I am [ Hashimoto ] from Nikkei BP. I have just one question. I guess pathophysiology of NMOSD became clear, and these 3 drugs have been developed almost at the same time. Do these 3 drugs satisfy the treatment requirement? Or do you think there will be more new drugs developed for different targets, for instance, an antibody to inhibit anti-AQP4 antibody itself? I appreciate if I could have any information about it, if you have any.
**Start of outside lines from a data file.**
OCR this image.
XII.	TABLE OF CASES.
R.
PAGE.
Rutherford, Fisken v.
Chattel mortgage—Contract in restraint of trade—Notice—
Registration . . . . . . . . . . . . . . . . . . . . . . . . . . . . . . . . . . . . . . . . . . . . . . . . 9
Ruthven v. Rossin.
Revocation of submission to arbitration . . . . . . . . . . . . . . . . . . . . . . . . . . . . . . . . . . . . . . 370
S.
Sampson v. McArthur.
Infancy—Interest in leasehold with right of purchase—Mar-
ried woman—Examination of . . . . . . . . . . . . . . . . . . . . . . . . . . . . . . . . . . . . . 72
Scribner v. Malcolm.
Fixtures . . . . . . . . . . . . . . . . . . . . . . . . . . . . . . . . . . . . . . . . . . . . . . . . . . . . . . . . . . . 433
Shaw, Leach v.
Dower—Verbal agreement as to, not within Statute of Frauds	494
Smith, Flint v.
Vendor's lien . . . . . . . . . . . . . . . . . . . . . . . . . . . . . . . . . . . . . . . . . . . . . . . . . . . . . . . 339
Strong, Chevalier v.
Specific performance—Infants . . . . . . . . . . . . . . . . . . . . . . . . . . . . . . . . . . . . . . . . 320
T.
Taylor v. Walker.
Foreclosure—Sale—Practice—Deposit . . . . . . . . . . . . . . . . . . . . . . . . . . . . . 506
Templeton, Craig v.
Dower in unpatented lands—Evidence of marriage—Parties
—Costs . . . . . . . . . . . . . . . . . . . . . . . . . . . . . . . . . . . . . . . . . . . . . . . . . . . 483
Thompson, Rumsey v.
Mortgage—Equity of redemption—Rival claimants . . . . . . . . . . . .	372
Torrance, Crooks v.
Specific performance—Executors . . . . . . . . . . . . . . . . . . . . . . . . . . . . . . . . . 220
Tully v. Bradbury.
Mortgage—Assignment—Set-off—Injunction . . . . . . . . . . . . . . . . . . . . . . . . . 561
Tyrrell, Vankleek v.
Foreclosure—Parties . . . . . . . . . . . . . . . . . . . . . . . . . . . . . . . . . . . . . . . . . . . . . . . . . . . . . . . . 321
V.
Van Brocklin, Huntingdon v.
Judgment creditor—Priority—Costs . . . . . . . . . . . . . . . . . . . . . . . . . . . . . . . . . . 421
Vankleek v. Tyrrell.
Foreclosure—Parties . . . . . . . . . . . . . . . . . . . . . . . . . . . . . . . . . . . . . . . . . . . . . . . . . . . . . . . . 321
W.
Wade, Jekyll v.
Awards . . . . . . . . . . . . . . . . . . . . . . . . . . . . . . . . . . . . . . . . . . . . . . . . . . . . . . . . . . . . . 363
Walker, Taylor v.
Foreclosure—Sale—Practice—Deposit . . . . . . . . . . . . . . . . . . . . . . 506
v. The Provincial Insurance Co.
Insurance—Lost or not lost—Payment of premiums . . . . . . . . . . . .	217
This is another important question. Regarding the antibody to inhibit anti-AQP4 antibody itself, an U.S. group developed a monoclonal antibody named aquaporumab. This binds to AQP4, but it is genetically modified in the part to activate complement as well as in the part to bind to a cell to damage astrocytes, so that harmless aquaporumab can bind to AQP4 and inhibit binding of pathogenic anti-AQP4 antibodies. Such an antibody was developed by a U.S. group. This is a very disease-specific antibody. However, to date, it has not become a subject of clinical studies. This is too specific to be used for other purposes and probably this is because pharma companies hesitate to work on this antibody. Also in the acute stage of this disease, neutrophil and eosinophil, such granulocytes of white blood cells infiltrate. Small-scale studies are conducted for drugs to reduce activation of such neutrophil and eosinophil. So I think new drug development will continue by focusing on different aspects of the pathophysiology of this disease. All existing drugs suppress the immune system to prevent relapses. But I suppose, neuroscientific efforts are necessary to promote recovery from neural damage. Satralizumab has also been expected for the following efficacy. When myelitis develops in this disease, severe pain and numbness remain after inflammation subsides. As Hippocrates said, removing pain is one of the fundamental purposes of medicine. Regardless of IL-6 signal involvement, developing treatment for such symptoms have not been conducted at all. Although satralizumab has been expected to have such efficacy, regrettably, it was not clearly indicated in the studies. However, I believe there is room for further consideration. So treatment development for various aspects of the disease will be continued in the future. Thank you.